“I am the Lord of Misrule,” sang the robin, high on testosterone and his breast ablaze with sunlight. In fact, I cannot be certain that the robin I see singing is male or female. Both look alike to me and both sing. Male songs have been described as more complex, and it’s certain that male and female robins know the sex of the singer from their song. The quality of robin song changes with the seasons and it is suggested that the addition of sexual signals in male song is influenced by higher levels of testosterone in spring than the year-round singing for the defence of the realm in winter. It also appears that the seasonal migrations of robins are influenced by sexual divisions into types of habitat, with dominant males securing the best woodland places.

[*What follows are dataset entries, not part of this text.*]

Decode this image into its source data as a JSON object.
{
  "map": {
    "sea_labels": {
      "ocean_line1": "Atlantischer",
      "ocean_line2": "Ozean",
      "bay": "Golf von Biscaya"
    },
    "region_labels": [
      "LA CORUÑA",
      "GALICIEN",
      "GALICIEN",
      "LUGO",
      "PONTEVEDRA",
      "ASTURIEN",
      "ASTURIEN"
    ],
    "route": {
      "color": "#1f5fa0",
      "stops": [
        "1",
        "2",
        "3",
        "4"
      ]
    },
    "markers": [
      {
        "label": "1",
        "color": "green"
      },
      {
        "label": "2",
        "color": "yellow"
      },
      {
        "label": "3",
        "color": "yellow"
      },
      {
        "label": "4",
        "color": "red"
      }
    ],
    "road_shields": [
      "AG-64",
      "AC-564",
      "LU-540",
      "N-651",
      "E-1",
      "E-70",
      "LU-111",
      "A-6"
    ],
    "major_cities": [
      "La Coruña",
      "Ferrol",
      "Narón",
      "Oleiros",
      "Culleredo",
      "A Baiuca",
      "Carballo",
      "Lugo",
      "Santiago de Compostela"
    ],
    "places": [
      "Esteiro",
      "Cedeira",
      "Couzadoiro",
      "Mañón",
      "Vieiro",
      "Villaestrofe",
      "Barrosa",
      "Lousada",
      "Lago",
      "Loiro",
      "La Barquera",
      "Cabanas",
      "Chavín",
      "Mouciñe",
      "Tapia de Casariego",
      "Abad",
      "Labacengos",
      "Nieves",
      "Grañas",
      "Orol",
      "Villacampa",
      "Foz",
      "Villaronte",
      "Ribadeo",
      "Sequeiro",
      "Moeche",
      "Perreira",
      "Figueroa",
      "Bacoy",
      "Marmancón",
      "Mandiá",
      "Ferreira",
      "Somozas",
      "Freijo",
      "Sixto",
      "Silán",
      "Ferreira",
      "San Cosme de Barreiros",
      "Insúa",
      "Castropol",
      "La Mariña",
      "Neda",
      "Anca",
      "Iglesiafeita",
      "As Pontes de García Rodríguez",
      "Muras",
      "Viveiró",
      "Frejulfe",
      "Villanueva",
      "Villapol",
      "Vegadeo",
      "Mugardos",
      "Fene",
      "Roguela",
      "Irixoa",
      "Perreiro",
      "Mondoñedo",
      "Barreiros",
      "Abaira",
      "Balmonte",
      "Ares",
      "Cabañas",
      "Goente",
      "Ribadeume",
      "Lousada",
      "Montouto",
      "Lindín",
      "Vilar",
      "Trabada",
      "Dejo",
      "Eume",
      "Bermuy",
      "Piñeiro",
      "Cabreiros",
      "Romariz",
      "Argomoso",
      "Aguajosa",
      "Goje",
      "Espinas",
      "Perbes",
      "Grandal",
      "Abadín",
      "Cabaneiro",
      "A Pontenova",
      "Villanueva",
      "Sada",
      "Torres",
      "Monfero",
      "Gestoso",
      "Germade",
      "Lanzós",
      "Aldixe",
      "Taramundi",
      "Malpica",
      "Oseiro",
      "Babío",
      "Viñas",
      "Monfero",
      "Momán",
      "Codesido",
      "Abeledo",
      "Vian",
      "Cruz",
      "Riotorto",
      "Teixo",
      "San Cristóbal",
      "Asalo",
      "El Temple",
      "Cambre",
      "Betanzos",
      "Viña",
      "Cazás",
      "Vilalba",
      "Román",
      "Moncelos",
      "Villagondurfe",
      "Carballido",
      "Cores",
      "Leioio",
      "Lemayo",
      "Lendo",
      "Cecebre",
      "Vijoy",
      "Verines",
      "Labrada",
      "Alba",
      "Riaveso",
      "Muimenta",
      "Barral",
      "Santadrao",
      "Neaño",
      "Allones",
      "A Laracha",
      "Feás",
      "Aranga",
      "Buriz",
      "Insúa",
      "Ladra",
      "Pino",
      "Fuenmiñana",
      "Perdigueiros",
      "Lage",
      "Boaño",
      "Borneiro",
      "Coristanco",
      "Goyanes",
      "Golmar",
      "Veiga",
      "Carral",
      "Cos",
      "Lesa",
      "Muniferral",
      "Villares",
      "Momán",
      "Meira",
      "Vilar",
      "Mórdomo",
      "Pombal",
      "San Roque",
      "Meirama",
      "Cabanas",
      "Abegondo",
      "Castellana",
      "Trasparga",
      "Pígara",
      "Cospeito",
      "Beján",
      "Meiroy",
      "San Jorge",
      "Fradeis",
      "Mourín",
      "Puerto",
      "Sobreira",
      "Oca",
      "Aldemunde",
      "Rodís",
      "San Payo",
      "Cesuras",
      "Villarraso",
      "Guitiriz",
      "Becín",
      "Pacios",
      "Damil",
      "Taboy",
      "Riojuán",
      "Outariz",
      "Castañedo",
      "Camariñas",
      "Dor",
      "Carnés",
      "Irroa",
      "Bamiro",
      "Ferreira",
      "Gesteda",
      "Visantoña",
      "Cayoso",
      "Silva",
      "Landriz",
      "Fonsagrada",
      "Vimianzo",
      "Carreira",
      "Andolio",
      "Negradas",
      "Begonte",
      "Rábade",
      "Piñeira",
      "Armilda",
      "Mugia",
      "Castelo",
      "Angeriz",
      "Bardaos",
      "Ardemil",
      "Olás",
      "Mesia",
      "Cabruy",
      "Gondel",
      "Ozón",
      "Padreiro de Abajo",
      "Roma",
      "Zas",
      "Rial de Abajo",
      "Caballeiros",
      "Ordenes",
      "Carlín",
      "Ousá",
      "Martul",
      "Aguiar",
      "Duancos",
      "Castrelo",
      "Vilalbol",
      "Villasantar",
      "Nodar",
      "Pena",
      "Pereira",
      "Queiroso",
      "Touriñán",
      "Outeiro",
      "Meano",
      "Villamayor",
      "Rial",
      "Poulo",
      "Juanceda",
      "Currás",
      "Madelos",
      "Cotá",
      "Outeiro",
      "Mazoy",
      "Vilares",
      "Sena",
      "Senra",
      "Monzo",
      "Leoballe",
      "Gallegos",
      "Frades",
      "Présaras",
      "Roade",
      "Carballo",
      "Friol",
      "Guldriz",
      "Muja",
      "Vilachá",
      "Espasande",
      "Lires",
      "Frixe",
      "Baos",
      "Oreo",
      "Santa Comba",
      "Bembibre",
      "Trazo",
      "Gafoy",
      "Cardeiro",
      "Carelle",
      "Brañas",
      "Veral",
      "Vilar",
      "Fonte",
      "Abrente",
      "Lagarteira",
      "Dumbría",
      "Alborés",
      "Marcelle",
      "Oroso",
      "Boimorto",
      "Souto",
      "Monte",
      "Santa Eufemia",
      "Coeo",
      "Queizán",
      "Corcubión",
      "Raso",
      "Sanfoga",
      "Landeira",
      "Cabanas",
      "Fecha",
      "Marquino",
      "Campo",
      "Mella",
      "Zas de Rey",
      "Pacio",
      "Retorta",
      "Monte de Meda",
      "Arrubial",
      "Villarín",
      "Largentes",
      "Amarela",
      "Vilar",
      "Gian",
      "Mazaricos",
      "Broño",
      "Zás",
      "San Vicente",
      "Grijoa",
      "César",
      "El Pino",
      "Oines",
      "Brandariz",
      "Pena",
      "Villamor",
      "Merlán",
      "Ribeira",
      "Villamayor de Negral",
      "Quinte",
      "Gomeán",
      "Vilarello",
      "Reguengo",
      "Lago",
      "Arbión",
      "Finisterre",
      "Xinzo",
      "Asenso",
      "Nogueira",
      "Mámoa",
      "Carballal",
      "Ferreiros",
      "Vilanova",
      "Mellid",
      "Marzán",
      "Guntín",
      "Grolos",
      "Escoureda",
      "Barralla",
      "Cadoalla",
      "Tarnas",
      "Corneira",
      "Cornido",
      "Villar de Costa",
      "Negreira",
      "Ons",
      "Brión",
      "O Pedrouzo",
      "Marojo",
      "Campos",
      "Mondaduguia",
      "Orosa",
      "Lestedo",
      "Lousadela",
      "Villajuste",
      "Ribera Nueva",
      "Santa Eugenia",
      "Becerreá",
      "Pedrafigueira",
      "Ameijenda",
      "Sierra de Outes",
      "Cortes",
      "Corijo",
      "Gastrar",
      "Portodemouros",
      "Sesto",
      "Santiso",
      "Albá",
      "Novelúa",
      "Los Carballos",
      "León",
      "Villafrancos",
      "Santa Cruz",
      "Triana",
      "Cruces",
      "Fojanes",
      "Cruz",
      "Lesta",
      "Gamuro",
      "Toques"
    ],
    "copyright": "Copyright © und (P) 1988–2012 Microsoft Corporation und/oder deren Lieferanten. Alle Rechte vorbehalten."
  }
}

It’s not just the worms that feed the singer – how much of the spirit of place feeds the song? An 18th-century talent competition for birdsong gave marks out of 20 for being “melodious of tone”, “sprightliness”, “plaintiveness”, “compassion” and “execution”. This one would score zero for compassion, and is anyway indifferent to such human attributes. “The pious bird with the scarlet breast” is a creature of propaganda.

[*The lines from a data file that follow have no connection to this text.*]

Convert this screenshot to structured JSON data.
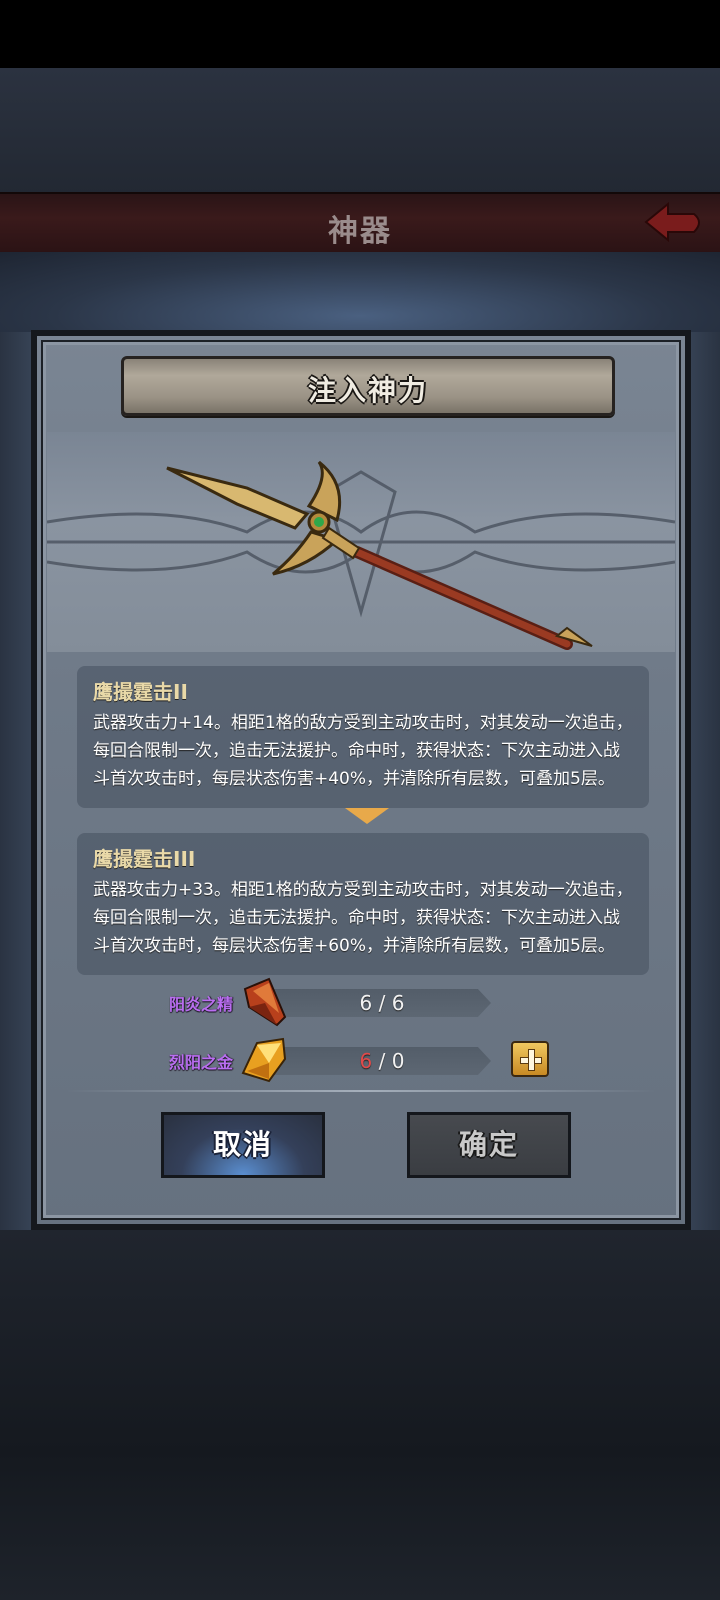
{
  "header": {
    "title": "神器"
  },
  "dialog": {
    "title": "注入神力",
    "current_skill": {
      "name": "鹰撮霆击II",
      "description": "武器攻击力+14。相距1格的敌方受到主动攻击时，对其发动一次追击，每回合限制一次，追击无法援护。命中时，获得状态：下次主动进入战斗首次攻击时，每层状态伤害+40%，并清除所有层数，可叠加5层。"
    },
    "next_skill": {
      "name": "鹰撮霆击III",
      "description": "武器攻击力+33。相距1格的敌方受到主动攻击时，对其发动一次追击，每回合限制一次，追击无法援护。命中时，获得状态：下次主动进入战斗首次攻击时，每层状态伤害+60%，并清除所有层数，可叠加5层。"
    },
    "materials": [
      {
        "name": "阳炎之精",
        "have": "6",
        "need": "6",
        "icon": "red-crystal-icon"
      },
      {
        "name": "烈阳之金",
        "have": "6",
        "need": "0",
        "icon": "gold-crystal-icon"
      }
    ],
    "cancel_label": "取消",
    "confirm_label": "确定"
  },
  "colors": {
    "header_bg": "#3a1a1b",
    "dialog_bg": "#6f7a88",
    "material_label": "#b96ef0",
    "insufficient": "#e04a4a",
    "arrow": "#e8a94a"
  }
}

Where have you come from, Erithacus rubecula? In the darker reaches of the wood, as in the medieval imagination, you were more or less sacred. Even in Victorian times when you came to “call”, tapping on the window, you terrified the hypochondriacs. Now, singing louder at night to compensate for the growling ambient noise of human life, and burdened with “cuteness”, your call is greeted with patronising sentimentality.
A sacrificial king, ruling over a feast of fools, demanding tribute, declaring war or love, singing an intoxicated joy for the greenwood’s merry disports and a defiance of the weather’s cruelties, few things are as reliable as you. Perhaps one day, as the old stories say, you will bury us under moss in the woods. You are the Lord of Misrule, here to disrupt and confound our presumptions and not give a toss because you have many lives to live and this, as you say, is now spring.